Whatever the technical merits and complexities of the issues, the antitrust enforcement agencies and their allies in Congress are actively pushing a legislative resolution that would make these settlements much more difficult to achieve. Opponents of certain such legislative proposals have not been limited to those that bring infringement actions against generic drug companies alleged to be infringing IP rights. For example, the Generic Pharmaceutical Association, reacting to action in July 2009 by a House of Representatives Committee, said that bans on settlements could have “the unintended effect of benefitting the brand industry and ultimately harming consumers by keeping more affordable generics from getting into the market in a timely manner.”4

Nevertheless, momentum continues to build for legislative action. On October 15, 2009, the Senate Judiciary Committee approved legislation to make most “reverse payment settlements” illegal under the U.S. antitrust laws. The Senate Judiciary Committee bill, which is now awaiting full Senate debate, would ban such settlements unless the proponents of the settlement can establish that the settlement will promote competition by “clear and convincing evidence.”5 Similarly, in early November 2009, the full House of Representatives passed its version of health care legislation that contained restrictions on generic drug settlements.

There are a number of considerations that make resolution of this issue complex.
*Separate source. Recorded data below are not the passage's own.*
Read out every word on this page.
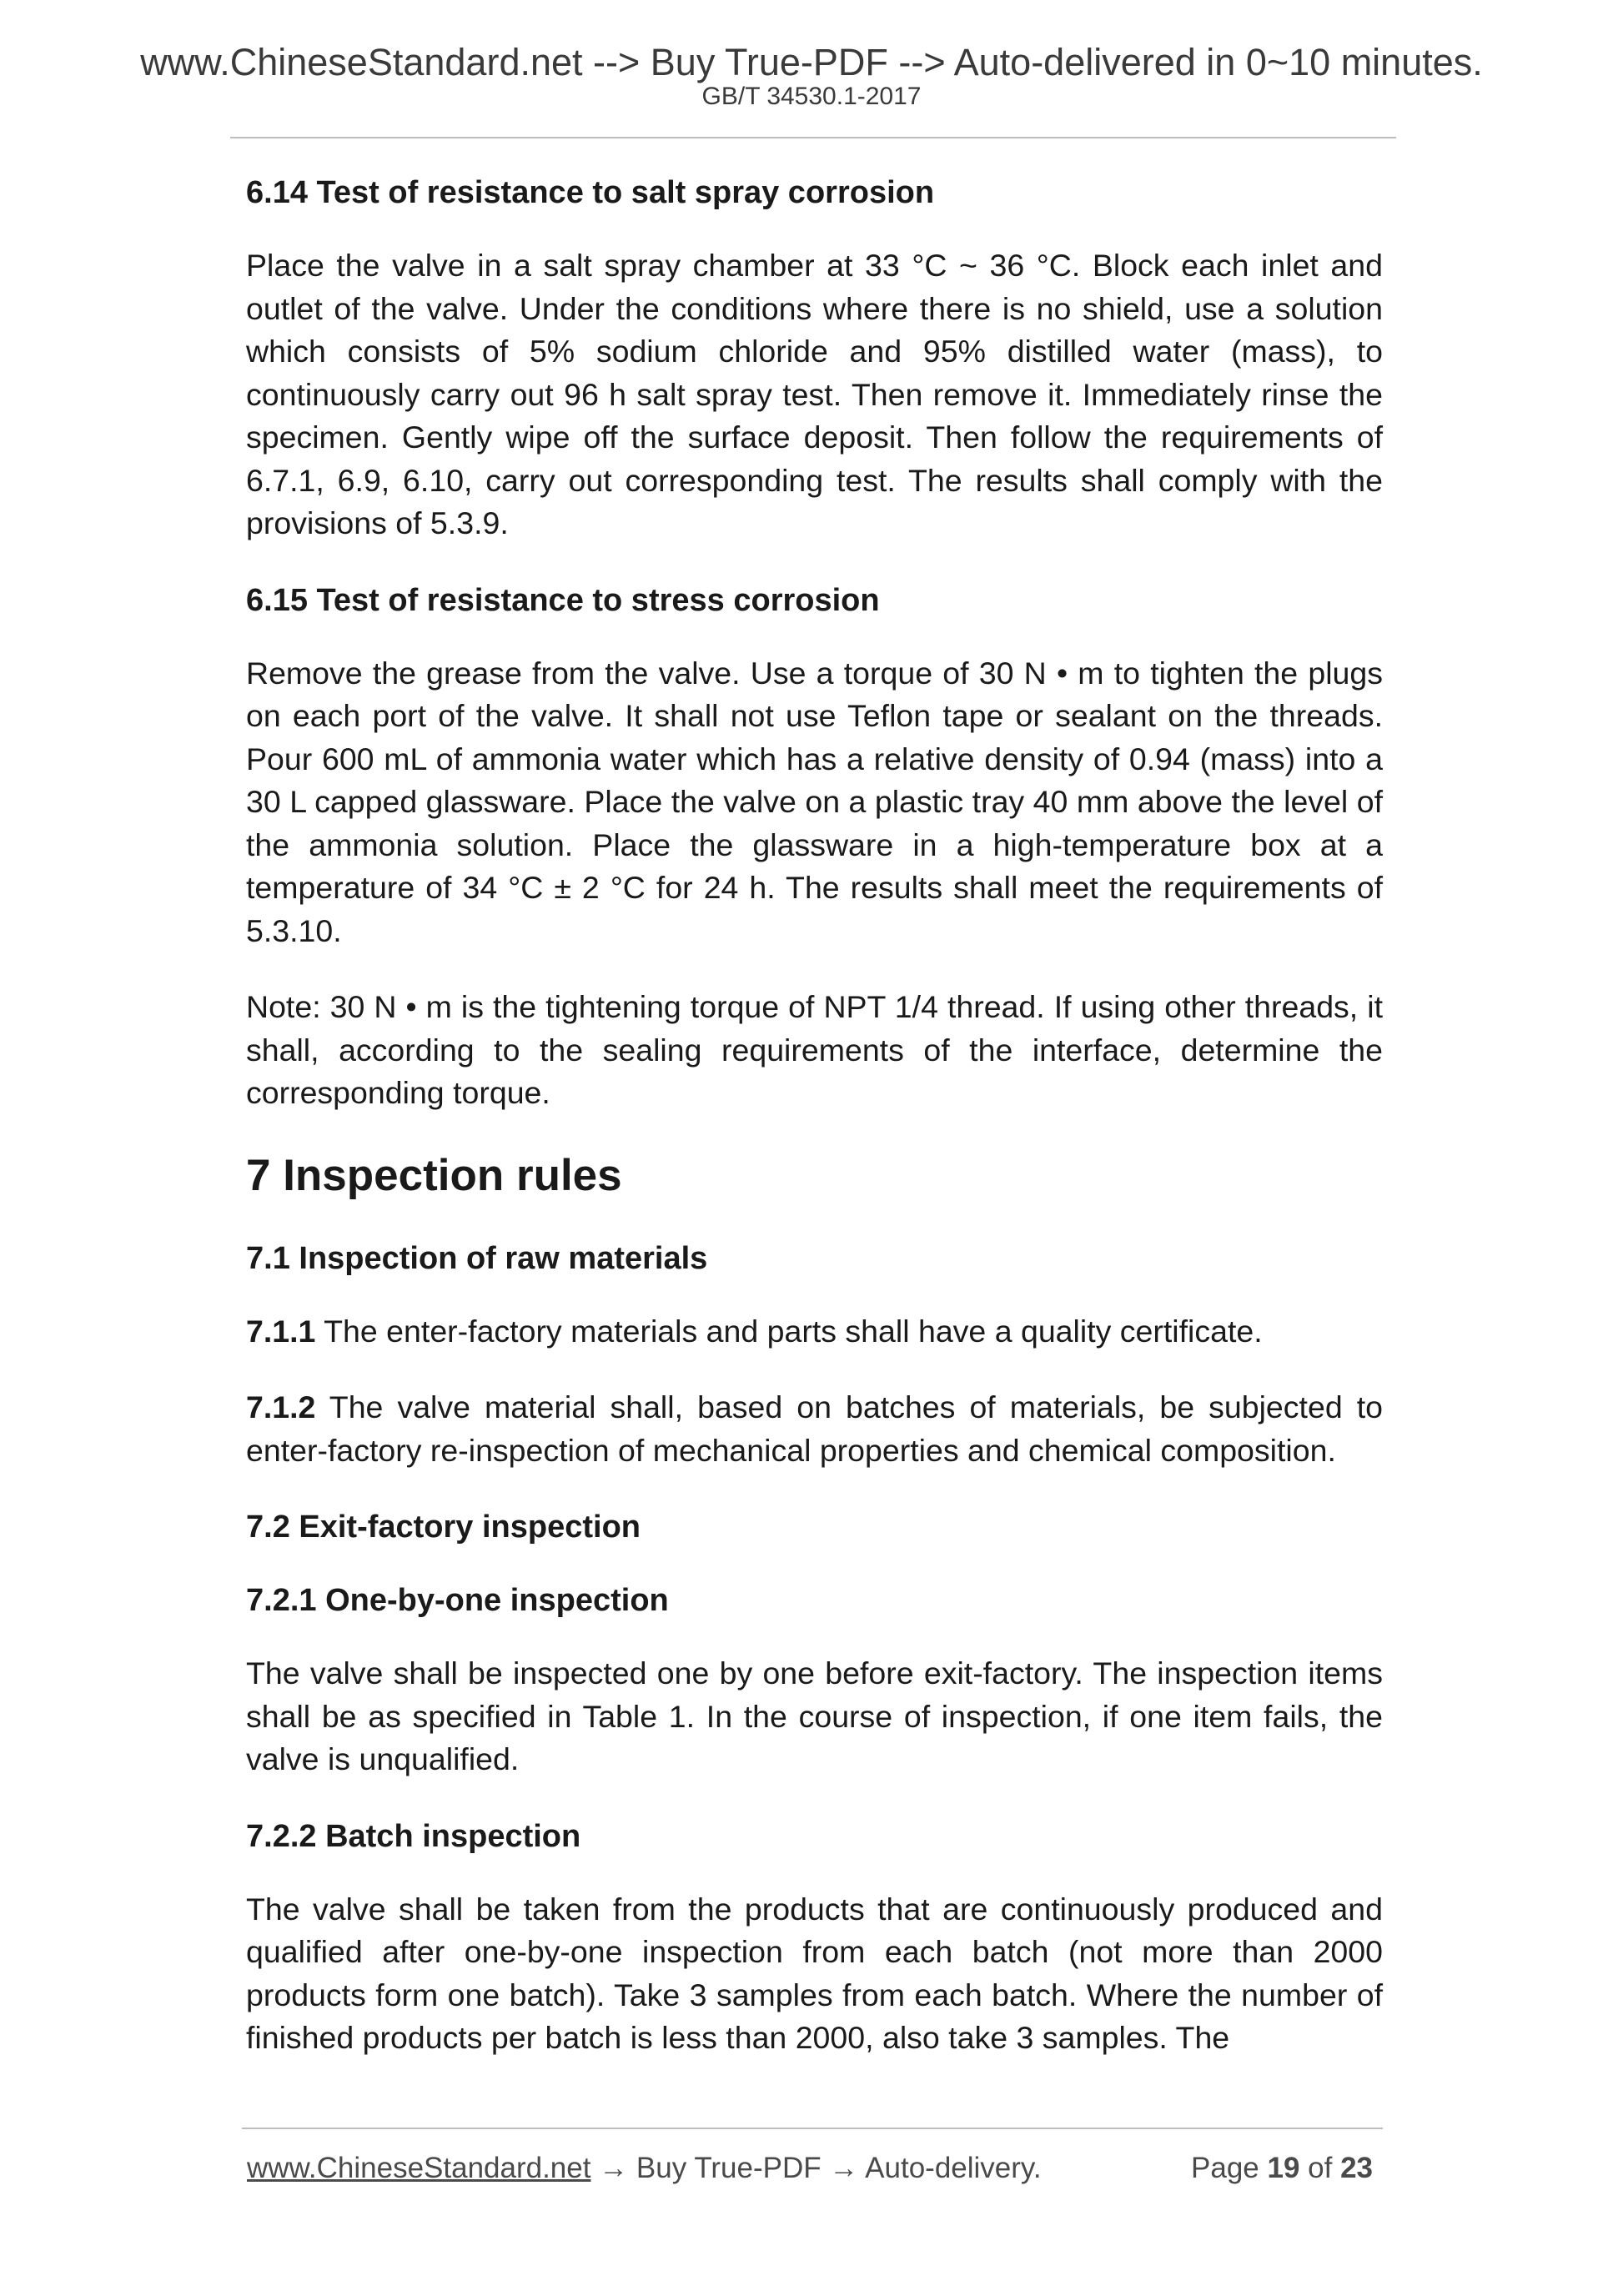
www.ChineseStandard.net --> Buy True-PDF --> Auto-delivered in 0~10 minutes.
GB/T 34530.1-2017
6.14 Test of resistance to salt spray corrosion

Place the valve in a salt spray chamber at 33 °C ~ 36 °C. Block each inlet and outlet of the valve. Under the conditions where there is no shield, use a solution which consists of 5% sodium chloride and 95% distilled water (mass), to continuously carry out 96 h salt spray test. Then remove it. Immediately rinse the specimen. Gently wipe off the surface deposit. Then follow the requirements of 6.7.1, 6.9, 6.10, carry out corresponding test. The results shall comply with the provisions of 5.3.9.

6.15 Test of resistance to stress corrosion

Remove the grease from the valve. Use a torque of 30 N • m to tighten the plugs on each port of the valve. It shall not use Teflon tape or sealant on the threads. Pour 600 mL of ammonia water which has a relative density of 0.94 (mass) into a 30 L capped glassware. Place the valve on a plastic tray 40 mm above the level of the ammonia solution. Place the glassware in a high-temperature box at a temperature of 34 °C ± 2 °C for 24 h. The results shall meet the requirements of 5.3.10.

Note: 30 N • m is the tightening torque of NPT 1/4 thread. If using other threads, it shall, according to the sealing requirements of the interface, determine the corresponding torque.

7 Inspection rules
7.1 Inspection of raw materials

7.1.1 The enter-factory materials and parts shall have a quality certificate.

7.1.2 The valve material shall, based on batches of materials, be subjected to enter-factory re-inspection of mechanical properties and chemical composition.

7.2 Exit-factory inspection
7.2.1 One-by-one inspection

The valve shall be inspected one by one before exit-factory. The inspection items shall be as specified in Table 1. In the course of inspection, if one item fails, the valve is unqualified.

7.2.2 Batch inspection

The valve shall be taken from the products that are continuously produced and qualified after one-by-one inspection from each batch (not more than 2000 products form one batch). Take 3 samples from each batch. Where the number of finished products per batch is less than 2000, also take 3 samples. The

www.ChineseStandard.net → Buy True-PDF → Auto-delivery.	Page 19 of 23
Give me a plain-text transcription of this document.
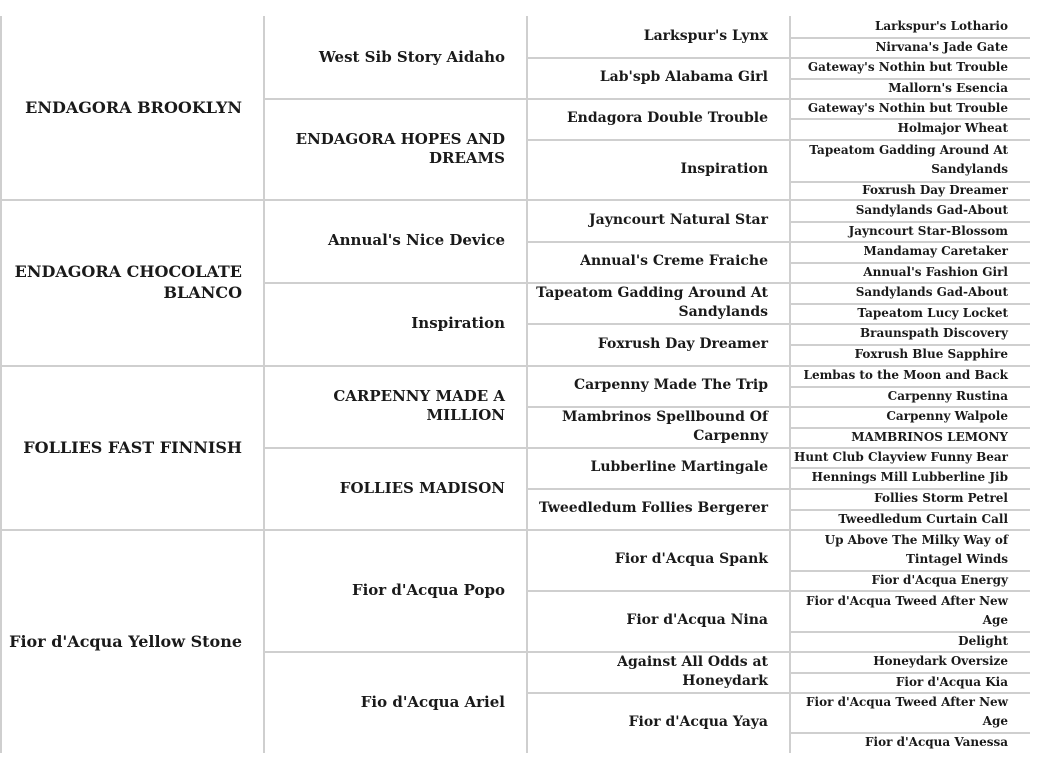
ENDAGORA BROOKLYN
West Sib Story Aidaho
Larkspur's Lynx
Lab'spb Alabama Girl
ENDAGORA HOPES AND DREAMS
Endagora Double Trouble
Inspiration
Larkspur's Lothario
Nirvana's Jade Gate
Gateway's Nothin but Trouble
Mallorn's Esencia
Gateway's Nothin but Trouble
Holmajor Wheat
Tapeatom Gadding Around At Sandylands
Foxrush Day Dreamer
ENDAGORA CHOCOLATE BLANCO
Annual's Nice Device
Jayncourt Natural Star
Annual's Creme Fraiche
Inspiration
Tapeatom Gadding Around At Sandylands
Foxrush Day Dreamer
Sandylands Gad-About
Jayncourt Star-Blossom
Mandamay Caretaker
Annual's Fashion Girl
Sandylands Gad-About
Tapeatom Lucy Locket
Braunspath Discovery
Foxrush Blue Sapphire
FOLLIES FAST FINNISH
CARPENNY MADE A MILLION
Carpenny Made The Trip
Mambrinos Spellbound Of Carpenny
FOLLIES MADISON
Lubberline Martingale
Tweedledum Follies Bergerer
Lembas to the Moon and Back
Carpenny Rustina
Carpenny Walpole
MAMBRINOS LEMONY
Hunt Club Clayview Funny Bear
Hennings Mill Lubberline Jib
Follies Storm Petrel
Tweedledum Curtain Call
Fior d'Acqua Yellow Stone
Fior d'Acqua Popo
Fior d'Acqua Spank
Fior d'Acqua Nina
Fio d'Acqua Ariel
Against All Odds at Honeydark
Fior d'Acqua Yaya
Up Above The Milky Way of Tintagel Winds
Fior d'Acqua Energy
Fior d'Acqua Tweed After New Age
Delight
Honeydark Oversize
Fior d'Acqua Kia
Fior d'Acqua Tweed After New Age
Fior d'Acqua Vanessa
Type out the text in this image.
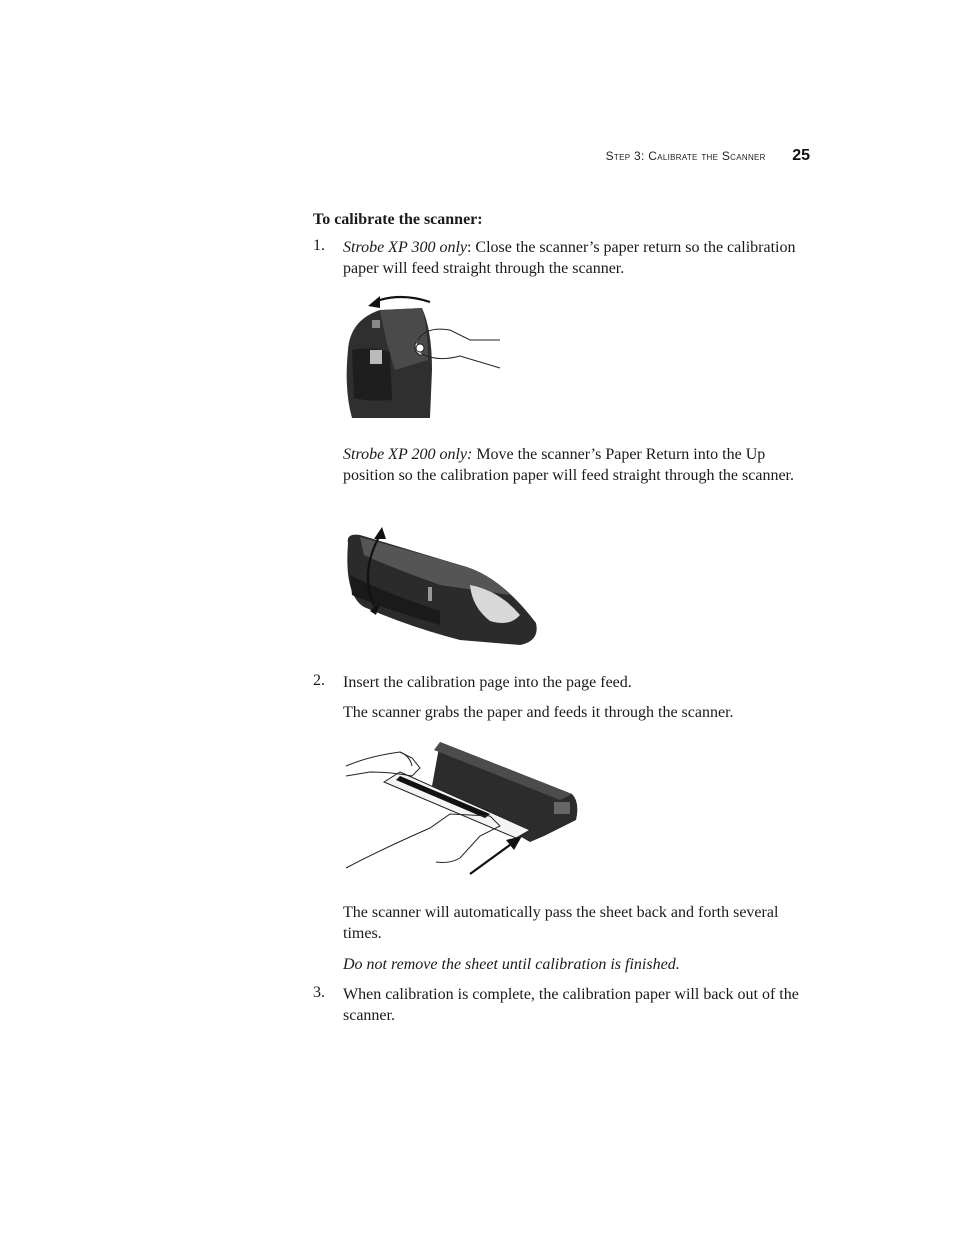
Step 3: Calibrate the Scanner 25
To calibrate the scanner:
1. Strobe XP 300 only: Close the scanner’s paper return so the calibration paper will feed straight through the scanner.
Strobe XP 200 only: Move the scanner’s Paper Return into the Up position so the calibration paper will feed straight through the scanner.
2. Insert the calibration page into the page feed.
The scanner grabs the paper and feeds it through the scanner.
The scanner will automatically pass the sheet back and forth several times.
Do not remove the sheet until calibration is finished.
3. When calibration is complete, the calibration paper will back out of the scanner.
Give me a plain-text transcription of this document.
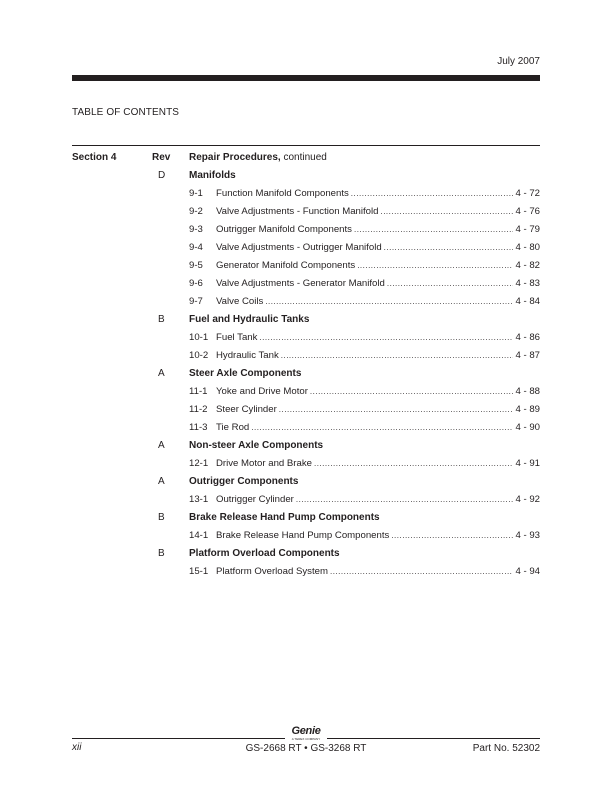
July 2007
TABLE OF CONTENTS
Section 4	Rev Repair Procedures, continued
D Manifolds
9-1 Function Manifold Components .....	4 - 72
9-2 Valve Adjustments - Function Manifold .....	4 - 76
9-3 Outrigger Manifold Components .....	4 - 79
9-4 Valve Adjustments - Outrigger Manifold .....	4 - 80
9-5 Generator Manifold Components .....	4 - 82
9-6 Valve Adjustments - Generator Manifold .....	4 - 83
9-7 Valve Coils .....	4 - 84
B Fuel and Hydraulic Tanks
10-1 Fuel Tank .....	4 - 86
10-2 Hydraulic Tank .....	4 - 87
A Steer Axle Components
11-1 Yoke and Drive Motor .....	4 - 88
11-2 Steer Cylinder .....	4 - 89
11-3 Tie Rod .....	4 - 90
A Non-steer Axle Components
12-1 Drive Motor and Brake .....	4 - 91
A Outrigger Components
13-1 Outrigger Cylinder .....	4 - 92
B Brake Release Hand Pump Components
14-1 Brake Release Hand Pump Components .....	4 - 93
B Platform Overload Components
15-1 Platform Overload System .....	4 - 94
Genie
A TEREX COMPANY
xii	GS-2668 RT • GS-3268 RT	Part No. 52302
These include:

  1. The duration of the settlement agreement (Does it extend beyond the life of the patent or patents at issue?)
  2. The scope of the settlement (Does it sweep in a commitment not to enter with a product that does not infringe?)
  3. Who is settling and delaying (Is it the first or a follow-on generic, and what will be the chilling effect, if any, on other potentially permissible entry?)
  4. The amount of compensation being paid (Is it reasonably related to the underlying dispute or is it a disguised vehicle to thwart entry?)
  5. The implications outside the drug industry (and existing regulatory structure established by the Hatch-Waxman Act)
  6. The effect on constitutionally-protected rights to petition for redress enshrined in the Noerr-Pennington doctrine and related cases
  7. The possibility that the “problem” of entry by the alleged infringer can be resolved through acquisition of the alleged infringer by the IP rights holder, rather than settling litigation through a so-called “reverse payment”  

Where the line is properly drawn seems increasingly lost in some of the rhetoric of the political debate. One can be assured, however, that challenges by patent owners to products alleged to infringe will not disappear, and, if settlements of these disputes are complicated or restricted, these suits are less likely to end until there is a resolution of the underlying infringement claims.